Against this backdrop, Hilly (who, frankly, is Evil ... if a better mother than the hapless, easily suggestible Elizabeth) puts forth her Home Help Sanitation Initiative, a proposed law to require every white home to have a separate bathroom for it's domestic employees. A member of Aibileen and Minny's church is badly beaten for mistakenly using the white folks' restroom. Yes, this is a world where white people think nothing of letting black maids raise their children, but wouldn't dream of sharing their bathrooms. Explains Hilly, "'It's just plain dangerous. Everybody knows they carry different kinds of diseases than we do.'"

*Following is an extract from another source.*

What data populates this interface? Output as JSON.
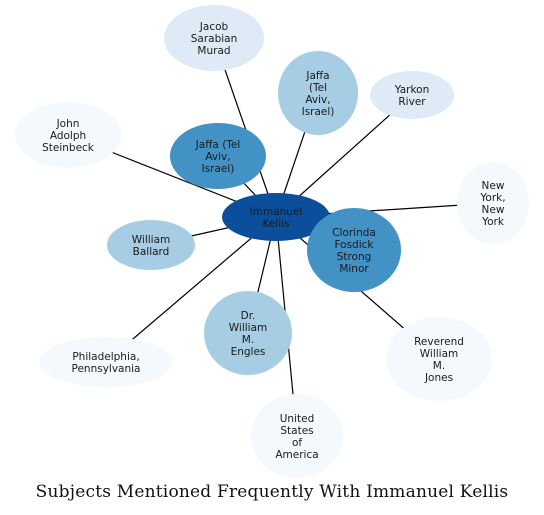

Most of the plot lines are ones you'd see coming quite a ways off: Will Skeeter's book be a success? What will become of her romance with Stuart Whitworth, cousin to Hilly's husband, and son of a pro-segregation senator? Why on earth is she still keeping company with Hilly and Elizabeth, anyway? Will Minny (or anyone else) ever find out what Celia's deep, dark secret is? And what sort of disaster waits if the secret book project ever leaks out? All in all, though, it's an entertaining (if somewhat predictable) vacation read.